By Chet Yarbrough
Journey to the Edge of Reason (The Life of Kurt Gödel)
By: Stephen Budiansky
Narrated by: Bob Souer
Stephen Budiansky (American writer, historian, and biographer with B.S. in chemistry and S.M. in applied mathematics, Yale and Harvard.)
Stephen Budiansky offers a biography of one of the greatest mathematicians of the 20th century. His name was Kurt Gödel.
Kurt Gödel (Logician, mathematician, philosopher 1906-1978.)
It is the biographic details and good writing that make “Journey to the Edge of Reason” interesting. Budiansky sets a table for what becomes Gödel’s life.
Budiansky explains the history of Austria before WWI and WWII. Gödel’s family lives an upper-middleclass life when their son Kurt is born. That lifestyle is interrupted by WWI and destroyed by WWII. In the mid-19th century, the Austro-Hungarian empire, particularly Vienna, is a center for education and culture in Europe. Unlike much of the continent, equality of opportunity, regardless of religion and ethnicity, were available in the Austro-Hungarian’ capitol of Vienna. For a short time, Vienna became a magnate for Jewish immigrants seeking education and opportunity.
When the heir to Franz Joseph’s throne, Archduke Francis Ferdinand is assassinated, religious and ethnic difference becomes increasingly disparate and nationalistic. After WWI, it becomes impossible for the empire to stay together, but Vienna remains a cultural and educational center for Europe. It is in this environment that Gödel is born and formally educated.

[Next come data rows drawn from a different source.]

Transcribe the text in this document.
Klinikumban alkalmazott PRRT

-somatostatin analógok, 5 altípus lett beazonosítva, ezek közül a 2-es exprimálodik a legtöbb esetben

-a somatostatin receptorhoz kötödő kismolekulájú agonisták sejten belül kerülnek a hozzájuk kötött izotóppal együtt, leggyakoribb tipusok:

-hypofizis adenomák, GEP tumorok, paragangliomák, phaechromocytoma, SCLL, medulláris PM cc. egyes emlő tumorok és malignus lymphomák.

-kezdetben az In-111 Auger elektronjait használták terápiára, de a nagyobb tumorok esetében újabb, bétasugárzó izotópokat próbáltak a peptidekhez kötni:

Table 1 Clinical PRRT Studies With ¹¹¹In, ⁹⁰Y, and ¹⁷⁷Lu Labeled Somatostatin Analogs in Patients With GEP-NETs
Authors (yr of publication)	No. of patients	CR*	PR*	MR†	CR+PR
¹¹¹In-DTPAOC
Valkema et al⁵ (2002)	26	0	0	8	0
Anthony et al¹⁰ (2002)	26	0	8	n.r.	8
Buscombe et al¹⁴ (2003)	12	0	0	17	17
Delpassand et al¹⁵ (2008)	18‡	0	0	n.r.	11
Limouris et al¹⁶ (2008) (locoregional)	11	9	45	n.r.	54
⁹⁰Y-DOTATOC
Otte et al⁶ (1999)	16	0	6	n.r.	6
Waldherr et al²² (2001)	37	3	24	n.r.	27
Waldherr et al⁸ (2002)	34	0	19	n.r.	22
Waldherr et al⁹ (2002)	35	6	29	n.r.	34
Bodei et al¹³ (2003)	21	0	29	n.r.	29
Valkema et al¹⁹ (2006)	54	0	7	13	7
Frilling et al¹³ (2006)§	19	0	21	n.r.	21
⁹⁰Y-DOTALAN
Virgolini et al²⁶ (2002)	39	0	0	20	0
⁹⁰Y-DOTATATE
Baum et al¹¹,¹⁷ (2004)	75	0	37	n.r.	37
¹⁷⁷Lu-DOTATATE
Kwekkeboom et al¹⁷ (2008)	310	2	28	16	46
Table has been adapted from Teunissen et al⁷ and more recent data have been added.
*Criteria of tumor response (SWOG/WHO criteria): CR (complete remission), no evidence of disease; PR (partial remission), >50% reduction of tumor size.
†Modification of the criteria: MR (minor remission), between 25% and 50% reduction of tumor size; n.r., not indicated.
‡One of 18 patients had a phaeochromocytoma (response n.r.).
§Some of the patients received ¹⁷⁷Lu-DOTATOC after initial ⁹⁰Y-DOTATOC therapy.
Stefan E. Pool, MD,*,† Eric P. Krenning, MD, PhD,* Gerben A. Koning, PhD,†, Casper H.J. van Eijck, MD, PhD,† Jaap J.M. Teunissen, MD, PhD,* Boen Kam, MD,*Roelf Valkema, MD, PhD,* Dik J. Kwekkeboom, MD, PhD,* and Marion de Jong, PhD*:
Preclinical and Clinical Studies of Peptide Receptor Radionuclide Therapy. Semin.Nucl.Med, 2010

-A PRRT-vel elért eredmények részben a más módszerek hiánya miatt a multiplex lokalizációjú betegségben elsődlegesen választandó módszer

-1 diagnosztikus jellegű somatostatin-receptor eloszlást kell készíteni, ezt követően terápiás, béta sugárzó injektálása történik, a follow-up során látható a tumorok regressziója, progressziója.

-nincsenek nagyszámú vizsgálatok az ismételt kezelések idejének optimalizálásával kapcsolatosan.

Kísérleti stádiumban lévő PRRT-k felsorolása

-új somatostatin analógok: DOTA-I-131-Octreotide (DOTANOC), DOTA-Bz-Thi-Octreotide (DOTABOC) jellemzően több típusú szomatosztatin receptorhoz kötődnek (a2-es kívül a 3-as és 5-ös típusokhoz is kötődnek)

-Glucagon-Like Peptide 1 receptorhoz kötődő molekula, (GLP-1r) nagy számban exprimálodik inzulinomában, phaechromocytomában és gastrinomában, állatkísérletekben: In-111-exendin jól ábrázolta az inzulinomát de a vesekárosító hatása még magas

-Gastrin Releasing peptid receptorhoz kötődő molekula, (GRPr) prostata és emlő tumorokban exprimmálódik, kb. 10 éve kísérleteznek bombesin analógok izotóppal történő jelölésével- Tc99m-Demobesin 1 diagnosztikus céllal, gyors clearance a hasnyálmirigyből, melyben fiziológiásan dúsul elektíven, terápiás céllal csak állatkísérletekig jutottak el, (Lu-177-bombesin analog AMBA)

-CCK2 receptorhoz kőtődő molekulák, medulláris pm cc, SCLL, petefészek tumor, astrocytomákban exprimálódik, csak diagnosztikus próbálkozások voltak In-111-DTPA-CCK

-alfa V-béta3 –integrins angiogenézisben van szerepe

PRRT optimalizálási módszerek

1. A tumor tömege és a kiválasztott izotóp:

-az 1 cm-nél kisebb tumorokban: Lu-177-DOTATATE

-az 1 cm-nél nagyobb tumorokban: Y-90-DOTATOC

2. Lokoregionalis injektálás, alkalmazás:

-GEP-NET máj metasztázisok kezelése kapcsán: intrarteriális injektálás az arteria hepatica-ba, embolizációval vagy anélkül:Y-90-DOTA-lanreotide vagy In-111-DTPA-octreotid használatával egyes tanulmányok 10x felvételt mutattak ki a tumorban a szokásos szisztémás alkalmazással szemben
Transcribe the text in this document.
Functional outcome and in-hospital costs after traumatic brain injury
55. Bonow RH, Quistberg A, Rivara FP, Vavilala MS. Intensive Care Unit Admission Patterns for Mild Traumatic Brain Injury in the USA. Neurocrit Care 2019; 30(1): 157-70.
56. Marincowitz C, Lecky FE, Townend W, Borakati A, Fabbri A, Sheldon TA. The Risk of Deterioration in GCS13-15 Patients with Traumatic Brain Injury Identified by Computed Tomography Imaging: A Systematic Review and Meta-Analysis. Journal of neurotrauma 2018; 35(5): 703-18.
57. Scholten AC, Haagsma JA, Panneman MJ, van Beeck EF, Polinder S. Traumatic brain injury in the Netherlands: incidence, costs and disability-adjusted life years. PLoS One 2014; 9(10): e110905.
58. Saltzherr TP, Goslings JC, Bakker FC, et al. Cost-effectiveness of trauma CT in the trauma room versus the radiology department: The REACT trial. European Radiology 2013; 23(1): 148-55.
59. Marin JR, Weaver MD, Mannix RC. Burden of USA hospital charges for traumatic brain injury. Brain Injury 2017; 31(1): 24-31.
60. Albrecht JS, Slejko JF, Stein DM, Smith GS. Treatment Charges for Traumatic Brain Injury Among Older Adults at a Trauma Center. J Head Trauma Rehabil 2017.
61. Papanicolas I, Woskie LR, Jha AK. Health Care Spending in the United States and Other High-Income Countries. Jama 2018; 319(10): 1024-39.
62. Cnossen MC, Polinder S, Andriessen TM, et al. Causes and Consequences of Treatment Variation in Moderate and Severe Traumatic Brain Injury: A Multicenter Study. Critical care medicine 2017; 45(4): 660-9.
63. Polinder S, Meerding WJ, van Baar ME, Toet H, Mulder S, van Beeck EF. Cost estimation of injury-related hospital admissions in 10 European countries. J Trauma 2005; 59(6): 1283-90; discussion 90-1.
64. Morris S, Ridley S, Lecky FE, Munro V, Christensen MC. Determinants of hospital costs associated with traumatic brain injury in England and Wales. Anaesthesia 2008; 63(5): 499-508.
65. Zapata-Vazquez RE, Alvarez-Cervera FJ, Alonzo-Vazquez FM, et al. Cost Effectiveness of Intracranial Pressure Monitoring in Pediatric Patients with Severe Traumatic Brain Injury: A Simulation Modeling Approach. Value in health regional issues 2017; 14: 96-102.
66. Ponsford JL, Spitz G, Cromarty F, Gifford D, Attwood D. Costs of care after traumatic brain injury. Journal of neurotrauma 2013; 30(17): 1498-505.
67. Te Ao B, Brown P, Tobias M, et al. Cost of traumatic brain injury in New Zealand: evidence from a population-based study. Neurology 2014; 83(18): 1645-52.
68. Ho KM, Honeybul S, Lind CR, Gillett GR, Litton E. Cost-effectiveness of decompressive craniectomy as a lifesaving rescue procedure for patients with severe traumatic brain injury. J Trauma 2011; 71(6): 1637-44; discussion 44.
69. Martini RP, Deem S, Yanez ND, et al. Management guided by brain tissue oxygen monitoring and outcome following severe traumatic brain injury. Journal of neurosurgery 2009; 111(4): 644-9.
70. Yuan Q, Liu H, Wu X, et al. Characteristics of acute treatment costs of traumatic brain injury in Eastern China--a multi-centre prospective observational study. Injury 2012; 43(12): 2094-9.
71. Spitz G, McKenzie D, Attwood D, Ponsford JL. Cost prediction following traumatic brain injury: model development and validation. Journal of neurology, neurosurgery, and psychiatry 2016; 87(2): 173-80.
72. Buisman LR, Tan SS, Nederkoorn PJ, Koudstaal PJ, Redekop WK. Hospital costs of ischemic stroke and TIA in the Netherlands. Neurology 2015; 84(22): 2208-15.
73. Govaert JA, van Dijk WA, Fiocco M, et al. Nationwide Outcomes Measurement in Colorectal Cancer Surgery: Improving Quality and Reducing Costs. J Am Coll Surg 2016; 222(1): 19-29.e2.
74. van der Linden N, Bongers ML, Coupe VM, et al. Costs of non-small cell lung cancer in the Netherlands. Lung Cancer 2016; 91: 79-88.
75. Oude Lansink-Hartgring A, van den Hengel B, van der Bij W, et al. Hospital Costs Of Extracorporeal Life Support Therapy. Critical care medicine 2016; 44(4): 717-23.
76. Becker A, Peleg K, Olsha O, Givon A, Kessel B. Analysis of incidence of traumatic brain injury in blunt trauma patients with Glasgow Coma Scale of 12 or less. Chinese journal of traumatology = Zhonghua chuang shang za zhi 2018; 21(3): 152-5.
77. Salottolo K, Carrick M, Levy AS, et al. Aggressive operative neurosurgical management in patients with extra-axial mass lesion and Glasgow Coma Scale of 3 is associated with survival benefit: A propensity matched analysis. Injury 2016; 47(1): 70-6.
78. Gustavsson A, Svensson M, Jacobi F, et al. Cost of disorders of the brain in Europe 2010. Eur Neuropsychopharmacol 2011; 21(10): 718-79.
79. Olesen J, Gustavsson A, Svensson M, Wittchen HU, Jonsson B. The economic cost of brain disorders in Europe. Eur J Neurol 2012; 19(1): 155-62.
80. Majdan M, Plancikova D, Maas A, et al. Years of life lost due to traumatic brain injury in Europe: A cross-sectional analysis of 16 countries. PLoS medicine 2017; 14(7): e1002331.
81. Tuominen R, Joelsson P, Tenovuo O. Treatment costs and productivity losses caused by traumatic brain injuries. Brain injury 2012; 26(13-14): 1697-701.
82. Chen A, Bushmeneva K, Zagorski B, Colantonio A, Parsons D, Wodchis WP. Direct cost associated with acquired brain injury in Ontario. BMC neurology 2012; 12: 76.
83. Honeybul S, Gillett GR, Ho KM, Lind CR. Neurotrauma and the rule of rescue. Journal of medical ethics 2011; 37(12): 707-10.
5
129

Gödel is an excellent student who attends studies among many who were increasingly discriminated against, particularly Jews. Though not Jewish, Gödel is not infected by growing anti-Jewish sentiment of the times. Budiansky reminds listeners that Hitler grows up in this Austrian Viennese environment.
WWII arrives and the Gödel family falls on hard times. Before the second world war, in 1931, Kurt Gödel develops the “incompleteness theorem” of mathematics. He is only 25. He is soon recognized by leading mathematicians for this foundational theory.
Kurt Gödel developed two theorems of mathematical logic that limit the provability of mathematics. One plus one makes two, but Gödel’s fundamental theories claim its truth is mathematically unprovable. To one steeped in mathematics that may make sense. To this reviewer, it does not.
Budiansky explains how Gödel eventually escapes Vienna at the beginning of WWII. He arrives at Princeton in 1940. Gödel becomes close friends with Einstein and Oskar Morgenstern. Budiansky notes how instrumental other geniuses, like John von-Neumann, were in advancing Gödel’s career.
John von Neumann (1903-1957, Hungarian American mathematician, physicist, computer scientist, engineer and polymath with an eidetic memory.)
A striking fact in Budiansky’s biography of Gödel is how many geniuses came to America from the Austro-Hungarian Empire. Without its education system, the Viennese equal opportunity, and the attraction of western freedom, the advance of science and its role in the world would be diminished.
Gödel’s life story revolves around math and its provability limits. Gödel’s life waivers between paranoia and accommodation with periods of terror and intermittent tranquility. Gödel’s paranoia is relieved at times and Budiansky notes his friends recognized his genius while noting his episodic behavioral abnormality.
A surprising sidelight to Budiansky’s biography is Gödel’s odd marriage to what Budiansky characterizes as an uneducated Austrian woman named Adele.
Budiansky explains Adele saves Gödel’s life by bringing him back to reality when he nearly starves himself to death with a paranoid belief that someone is trying to poison him.
Gödel takes daily walks with Einstein. Their walks are legendary according to Budiansky. They were frequently seen together at Princeton. Einstein recognizes Gödel’s paranoia for what it is but acknowledges the brilliance of his understanding of mathematics, its logistic continuity, and its limitation.
There often seems a fine line between genius and normality. One is reminded of the unheralded Paul Dirac who is compared by some to Einstein but, because of his isolationist behavior, is largely unknown to the general public.
As a non-mathematician one may not understand the importance of Gödel’s theory, but Budiansky does a great service to the public by writing Gödel’s biography.